During last night’s maintenance window our Packet-Voice Gateways (PVG) were upgraded as part of our preparation to upgrade the entire cellular switch to the latest version of software, MTX14. Preparations have been underway for several weeks, leading up to what Nortel calls the One Night Process (ONP.) The preparations include component-by-component changes to hardware, software and firmware. Mostly this has been pretty uneventful, save for the issues caused by us being one of the Verification offices (VO) for Nortel’s then-new Packet MSC. Nortel has dealt with issues as they arose, and the upgrade has only slipped a day or two.
PVG preparation work had been completed according to schedule during the maintenance window by our Nortel installer and a member of the Network Operations staff. The summary of the night’s activities was already sent, network traffic was starting to pick-up, the day shift was sipping the day’s first latté as the night-shift left to go home.
The day started as so many do: an inbox full of emails, a couple of voice mails, yesterday’s undone todo list, the routine “I need this now” action item from the PHB, and of course the entire Web to be read. Around 09:15 the team was up to their ears in all that when the switch started dropping alarms fast. About as fast as the trunk maintenance screen could be brought up on the computer it was already showing 61 trunk groups in critical alarm. One of the engineers began sorting through the alarms trying to determine a pattern of failure. Another engineer fielded phone calls from Network Operations guys and informed Customer Care of the service-affecting event in progress. I took a call from our handset guy at one of the retail stores saying the OTA service had stopped working.
Nortel Technical Support (TAS) was pretty quickly engaged on the phone and they began sifting through the logs looking for the cause of the failure. Meanwhile my engineering manager had pretty much figured it out. He found that all the failing trunks were homed on one of the PVG that had been upgraded during the previous maintenance window. Nortel followed his line of reasoning and started rolling back the upgrade in that PVG. As soon as they had switched activity into the rolled-back controller the trunks began to come back into service. It was about 35 minutes into the event. Once service was restored and the alarms cleared, Nortel really began digging in to determine the root cause. It took them a couple hours but eventually they got it.

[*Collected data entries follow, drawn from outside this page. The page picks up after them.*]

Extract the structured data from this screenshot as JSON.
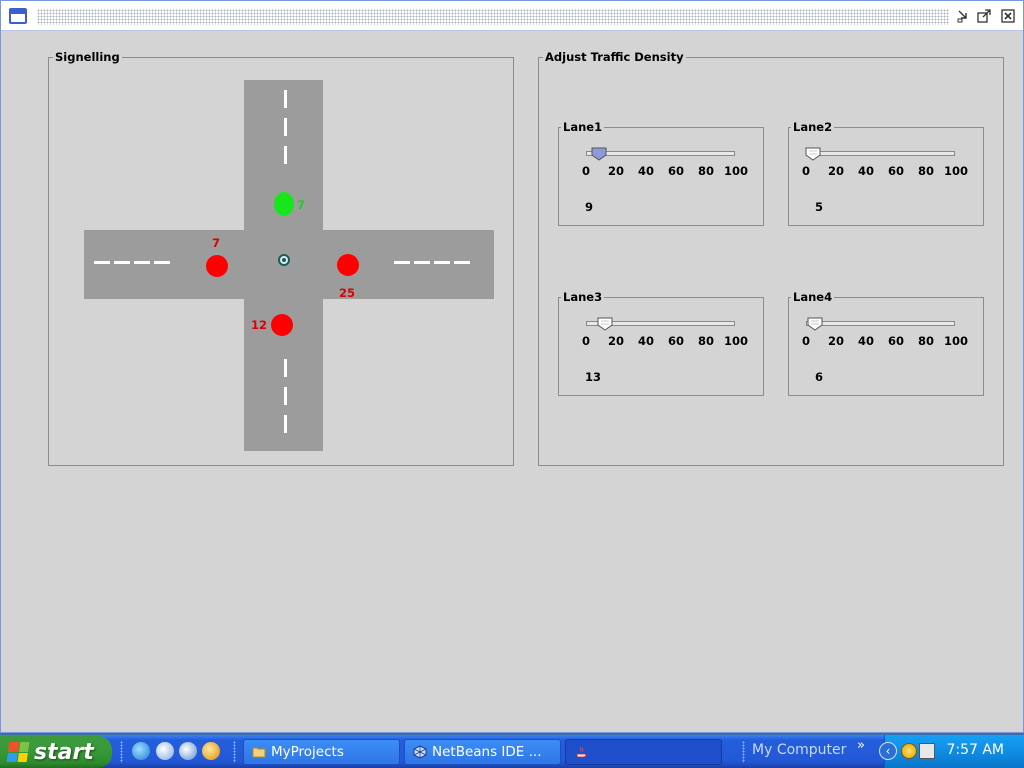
{
  "signalling": {
    "title": "Signelling",
    "north_count": "7",
    "west_count": "7",
    "east_count": "25",
    "south_count": "12"
  },
  "traffic": {
    "title": "Adjust Traffic Density",
    "ticks": [
      "0",
      "20",
      "40",
      "60",
      "80",
      "100"
    ],
    "lanes": [
      {
        "label": "Lane1",
        "value": "9"
      },
      {
        "label": "Lane2",
        "value": "5"
      },
      {
        "label": "Lane3",
        "value": "13"
      },
      {
        "label": "Lane4",
        "value": "6"
      }
    ]
  },
  "taskbar": {
    "start_label": "start",
    "tasks": [
      {
        "label": "MyProjects"
      },
      {
        "label": "NetBeans IDE ..."
      },
      {
        "label": ""
      }
    ],
    "my_computer_label": "My Computer",
    "chevron": "»",
    "clock": "7:57 AM"
  },
  "colors": {
    "road": "#9c9c9c",
    "signal_red": "#ff0000",
    "signal_green": "#19e51d",
    "taskbar_blue": "#245edb",
    "start_green": "#3a9a3a"
  }
}
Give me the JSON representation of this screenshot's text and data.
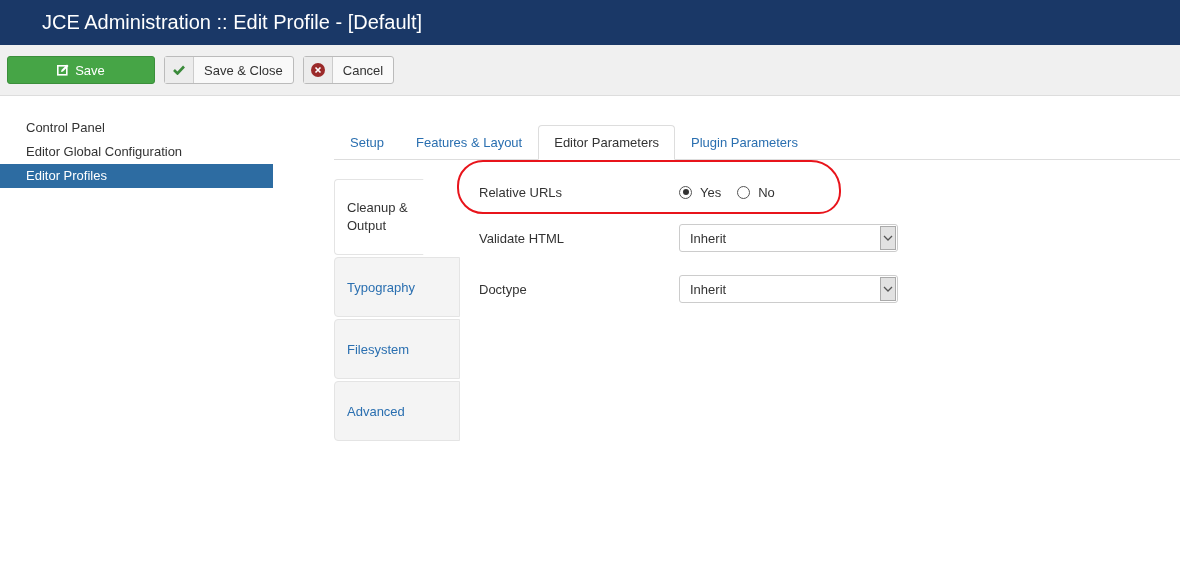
{
  "window": {
    "title": "JCE Administration :: Edit Profile - [Default]"
  },
  "toolbar": [
    {
      "label": "Save",
      "kind": "primary"
    },
    {
      "label": "Save & Close",
      "kind": "check"
    },
    {
      "label": "Cancel",
      "kind": "cancel"
    }
  ],
  "sidebar": {
    "items": [
      {
        "label": "Control Panel",
        "selected": false
      },
      {
        "label": "Editor Global Configuration",
        "selected": false
      },
      {
        "label": "Editor Profiles",
        "selected": true
      }
    ]
  },
  "tabs": [
    {
      "label": "Setup",
      "selected": false
    },
    {
      "label": "Features & Layout",
      "selected": false
    },
    {
      "label": "Editor Parameters",
      "selected": true
    },
    {
      "label": "Plugin Parameters",
      "selected": false
    }
  ],
  "side_tabs": [
    {
      "label": "Cleanup & Output",
      "selected": true
    },
    {
      "label": "Typography",
      "selected": false
    },
    {
      "label": "Filesystem",
      "selected": false
    },
    {
      "label": "Advanced",
      "selected": false
    }
  ],
  "fields": [
    {
      "label": "Relative URLs",
      "kind": "radio",
      "options": [
        {
          "label": "Yes",
          "selected": true
        },
        {
          "label": "No",
          "selected": false
        }
      ]
    },
    {
      "label": "Validate HTML",
      "kind": "select",
      "value": "Inherit"
    },
    {
      "label": "Doctype",
      "kind": "select",
      "value": "Inherit"
    }
  ]
}
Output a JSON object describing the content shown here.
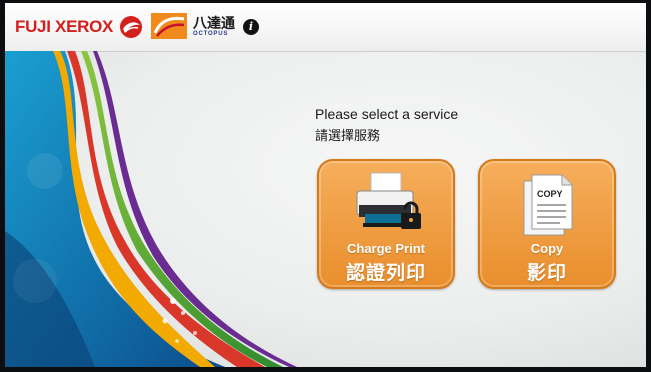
{
  "header": {
    "brand_text": "FUJI XEROX",
    "partner_name_cn": "八達通",
    "partner_name_en": "OCTOPUS",
    "info_glyph": "i"
  },
  "main": {
    "prompt_en": "Please select a service",
    "prompt_zh": "請選擇服務",
    "services": [
      {
        "label_en": "Charge Print",
        "label_zh": "認證列印",
        "icon": "printer-lock-icon"
      },
      {
        "label_en": "Copy",
        "label_zh": "影印",
        "icon": "copy-document-icon",
        "icon_text": "COPY"
      }
    ]
  },
  "colors": {
    "brand_red": "#d4201d",
    "button_orange": "#ef9d40",
    "button_border": "#d67a18"
  }
}
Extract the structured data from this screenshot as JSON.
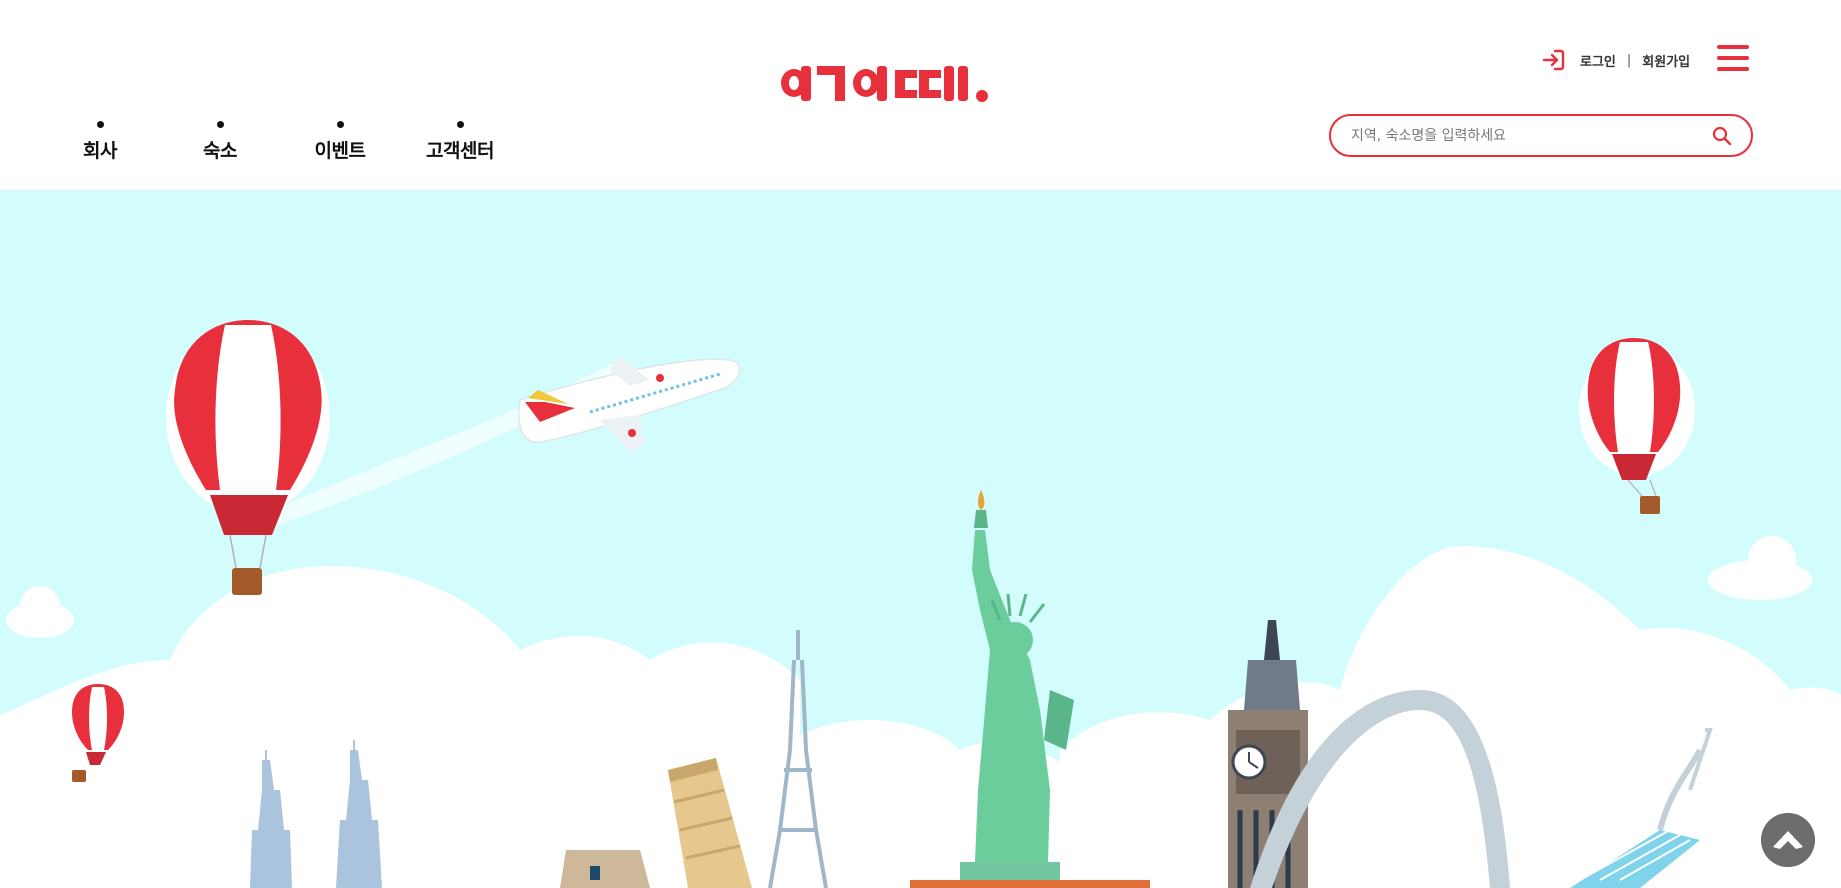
{
  "logo": {
    "text": "여기어때."
  },
  "util": {
    "login": "로그인",
    "separator": "|",
    "signup": "회원가입"
  },
  "nav": [
    {
      "label": "회사"
    },
    {
      "label": "숙소"
    },
    {
      "label": "이벤트"
    },
    {
      "label": "고객센터"
    }
  ],
  "search": {
    "placeholder": "지역, 숙소명을 입력하세요",
    "value": ""
  },
  "colors": {
    "brand": "#e8303d",
    "sky": "#d3fdfd",
    "text": "#111111",
    "top_button": "#6d6d6d"
  },
  "icons": {
    "login": "login-arrow-icon",
    "menu": "hamburger-menu-icon",
    "search": "search-icon",
    "top": "chevron-up-icon"
  }
}
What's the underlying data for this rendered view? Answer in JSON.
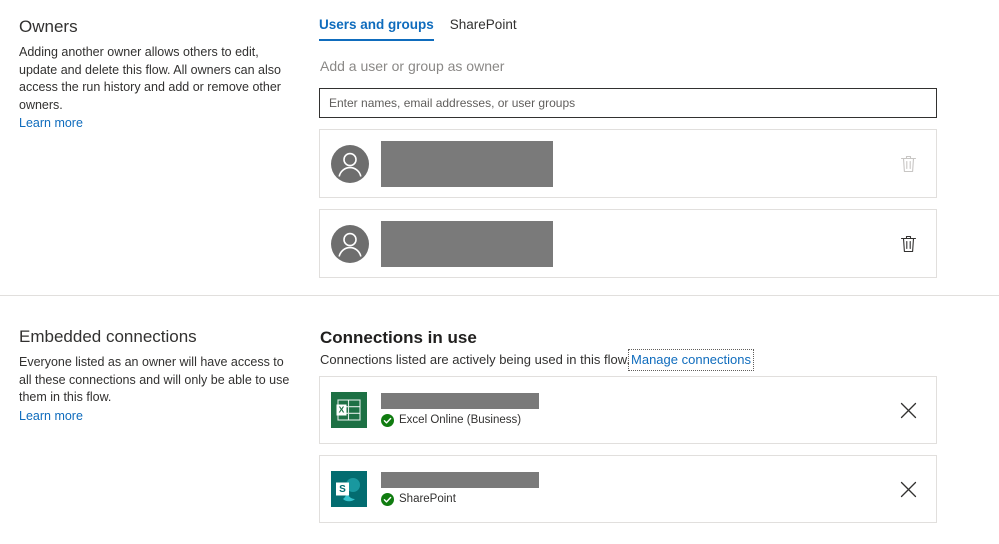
{
  "owners": {
    "side_title": "Owners",
    "side_desc": "Adding another owner allows others to edit, update and delete this flow. All owners can also access the run history and add or remove other owners.",
    "learn_more": "Learn more",
    "tabs": [
      {
        "label": "Users and groups",
        "active": true
      },
      {
        "label": "SharePoint",
        "active": false
      }
    ],
    "field_label": "Add a user or group as owner",
    "input_placeholder": "Enter names, email addresses, or user groups",
    "input_value": "",
    "rows": [
      {
        "name": "",
        "redacted": true,
        "delete_enabled": false
      },
      {
        "name": "",
        "redacted": true,
        "delete_enabled": true
      }
    ]
  },
  "connections": {
    "side_title": "Embedded connections",
    "side_desc": "Everyone listed as an owner will have access to all these connections and will only be able to use them in this flow.",
    "learn_more": "Learn more",
    "heading": "Connections in use",
    "subheading": "Connections listed are actively being used in this flow.",
    "manage_link": "Manage connections",
    "rows": [
      {
        "name": "Excel Online (Business)",
        "icon": "excel-icon",
        "status": "connected",
        "redacted": true
      },
      {
        "name": "SharePoint",
        "icon": "sharepoint-icon",
        "status": "connected",
        "redacted": true
      }
    ]
  },
  "colors": {
    "accent": "#0f6cbd",
    "excel_green": "#1d7044",
    "sharepoint_teal": "#036c70",
    "status_green": "#107c10",
    "redaction_gray": "#7a7a7a",
    "border": "#e1dfdd"
  }
}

As I mentioned before, our Packet MSC was a verification office when it went into service in early 2006. At that time, the software load could not properly handle signaling for E9-1-1. So patches were applied that allowed the 911 trunks to work using MF signaling. When the PVG upgrade had been prepared it was intended for the standard switch load; the 911 MF trunk work-around was forgotten. The PVG upgrade had been otherwise successful, right up until someone dialed 911.